Türkiye'nin en iyi haber sitesi
BAŞYAZI MEHMET BARLAS

Günceli yaşarken geleceği düşünmek kolay değildir...

Başbakan Erdoğan'ın dünkü AK Parti grubunda yaptığı konuşmayı dinlerken "Keşke üslubu biraz daha yumuşak" olsa diye düşündüm.
Örneğin izlenen ekonomik politikanın başarısını Türkiye'nin güvenilirlik notunu yükselten Fitch de onayladı.
Ben olsaydım ekonomide bundan sonra nelerin planlandığını, 2023'e uzanan yolda hangi ufukların açılacağını falan anlatırdım konuşmamda.
Başbakan bunun yerine CHP Genel Başkanı Kılıçdaroğlu'na takıldı ve onun Fitch'in notunu atlamasını "Bahtsız Bedevilik" şeklinde niteledi.
Aslında Başbakan'ın çeşitli konuşmalarını dinlerken "Keşke böyle konuşmasa" dediğim sık sık oluyor.
Mesela geçenlerde idam konusunu ele alırken de yine "Keşke böyle konuşmasaydı" diye düşünmüştüm.
Dün Erdoğan'ın konuşmasını "Keşke üslubu biraz daha yumuşak olsa" diye düşünerek dinlerken, yine Turgut Özal'ı hatırladım.
Özal'ın bazı konuşmalarını da "Keşke bunları söylemeseydi" diyerek dinlediğim olurdu.

Keşke söylemeseydin...
Özal'la arkadaş düzeyinde yakın olduğum için bu düşüncelerimi zaman zaman yüzüne de söylerdim.
Örneğin "Bunları küçük Turgut'a anlatın" dediğinde veya "Erdal İnönü'nün cebinde akrep var" diye konuştuğunda, Turgut Özal'a "Bunları söylemeseniz olmaz mıydı" diye eleştiri seslendirmiştim.
Özal da "Ben bunları kazara ağzımdan kaçırmıyorum" diyerek cevaplamıştı eleştirimi.
Özal'ın vefatından bu yana yıllar geçti...
O dönemde seslendirdiğim ve bazılarını yüzüne de söylediğim eleştirilerimin şimdi bir anlam taşımadığını görüyorum.
Hatırlarda ve geride kalan büyük tablo şimdi çok farklı...

Geleceği görmek
Ona en ağır eleştirileri ve hatta hakaretleri yöneltenler bile, Özal'ın reformlarını, onun Türkiye'yi nasıl değiştirdiğini, bilişim çağına ve globalleşmeye toplumu nasıl taşıdığını konuşuyorlar şimdi.

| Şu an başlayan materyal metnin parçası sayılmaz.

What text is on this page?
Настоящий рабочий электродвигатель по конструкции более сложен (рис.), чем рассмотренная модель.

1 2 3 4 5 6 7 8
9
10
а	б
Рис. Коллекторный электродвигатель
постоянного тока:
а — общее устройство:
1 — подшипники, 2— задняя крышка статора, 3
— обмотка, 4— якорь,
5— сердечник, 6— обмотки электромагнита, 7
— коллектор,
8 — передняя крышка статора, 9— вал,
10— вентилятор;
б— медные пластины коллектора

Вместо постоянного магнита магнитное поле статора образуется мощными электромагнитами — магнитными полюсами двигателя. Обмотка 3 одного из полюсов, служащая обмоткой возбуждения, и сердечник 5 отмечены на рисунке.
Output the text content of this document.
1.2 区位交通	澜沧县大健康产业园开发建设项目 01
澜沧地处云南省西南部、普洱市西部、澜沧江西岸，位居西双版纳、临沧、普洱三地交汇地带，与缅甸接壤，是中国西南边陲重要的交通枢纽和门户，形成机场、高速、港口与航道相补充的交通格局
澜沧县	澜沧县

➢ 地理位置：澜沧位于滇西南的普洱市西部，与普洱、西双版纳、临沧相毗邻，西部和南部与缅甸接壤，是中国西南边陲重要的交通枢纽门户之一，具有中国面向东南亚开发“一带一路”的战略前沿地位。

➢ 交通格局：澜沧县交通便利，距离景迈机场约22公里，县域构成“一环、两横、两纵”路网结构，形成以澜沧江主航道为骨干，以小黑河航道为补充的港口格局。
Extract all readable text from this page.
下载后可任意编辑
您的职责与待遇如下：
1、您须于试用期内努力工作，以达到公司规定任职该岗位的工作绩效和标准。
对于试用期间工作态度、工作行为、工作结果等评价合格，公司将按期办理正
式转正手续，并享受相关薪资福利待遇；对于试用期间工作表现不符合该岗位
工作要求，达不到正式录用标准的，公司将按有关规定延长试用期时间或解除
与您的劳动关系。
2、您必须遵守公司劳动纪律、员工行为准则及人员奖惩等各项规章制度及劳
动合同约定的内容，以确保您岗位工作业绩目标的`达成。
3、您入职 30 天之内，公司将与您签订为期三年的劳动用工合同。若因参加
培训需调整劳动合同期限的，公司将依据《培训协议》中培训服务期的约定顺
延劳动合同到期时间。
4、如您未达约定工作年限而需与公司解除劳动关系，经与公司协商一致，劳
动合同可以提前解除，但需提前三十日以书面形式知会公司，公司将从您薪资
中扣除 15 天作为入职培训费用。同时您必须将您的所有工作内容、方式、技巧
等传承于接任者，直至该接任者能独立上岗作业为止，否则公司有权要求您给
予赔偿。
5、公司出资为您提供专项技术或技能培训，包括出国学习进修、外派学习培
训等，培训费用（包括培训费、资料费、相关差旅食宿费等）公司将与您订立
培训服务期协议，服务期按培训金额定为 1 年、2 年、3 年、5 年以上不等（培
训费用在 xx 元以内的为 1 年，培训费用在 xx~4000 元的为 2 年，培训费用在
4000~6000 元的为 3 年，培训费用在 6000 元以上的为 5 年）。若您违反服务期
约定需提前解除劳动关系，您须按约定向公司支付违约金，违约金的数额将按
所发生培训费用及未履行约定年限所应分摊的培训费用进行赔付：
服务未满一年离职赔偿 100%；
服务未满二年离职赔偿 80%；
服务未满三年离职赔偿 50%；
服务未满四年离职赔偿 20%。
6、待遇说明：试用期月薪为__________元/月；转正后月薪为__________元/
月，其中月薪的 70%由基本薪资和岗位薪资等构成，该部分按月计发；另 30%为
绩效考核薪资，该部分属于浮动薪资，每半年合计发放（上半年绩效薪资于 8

Galiba bütün mesele günceli yaşarken, aynı anda olayları geleceğin açısından da görebilmek noktasında kilitleniyor.
Önünde seçim bulunan bir siyasetçinin sözleri ve üslubu, siyaset dışı insanların yadırgadığı sertlikte oluyor.
Ama eğer o siyasetçi icraatı ve vizyonu ile farklı işler yapabilmişse, toplum ileri tarihte bunları hatırlıyor.
Aynı durumun Tayyip Erdoğan için de geçerli olacağını düşünerek bakıyorum onun konuşmalarına.
Tayyip Erdoğan, Özal'ın açtığı yolu daha da ileriye taşıdı.
Erdoğan da icraatı ile Türkiye'nin alt ve üst yapısını yeniledi. Türkiye'yi sivilleştirdi, tabuları yıktı. Siyasi istikrarı, ekonomik gelişmeye yansıttı.
Ama günlük siyasi çizgisinde tabii ki benim gibi pek çok kişinin paylaşmadığı söylemleri var. Ne var ki Erdoğan siyaset sahnesinden çekildikten ve aradan yıllar geçtikten sonra, o günlük söylemleri ve bazıları gereksiz olan polemikleri ile değil, başarıları ve icraatı ile hatırlanacak.

Devlet adamı olmak
Onu eleştirenler de, kendisi de güncelin birazcık üzerine çıkabilseler, siyasi hava çok yumuşardı.
Ama günceli yaşarken bu pek mümkün değil. Sosyo-politik yaşamımızdan bir yıldız gibi gelip geçen Turgut Özal'ı bile canından bezdirdiğimiz olmadı mı?
Kimse iktidardaki siyasetçiye "Ülkeye yaptığın hizmetlerden ötürü sana teşekkür ederiz" demez.
"Devlet adamı" rütbesine ancak ölmüş siyasetçiler ulaşabilir.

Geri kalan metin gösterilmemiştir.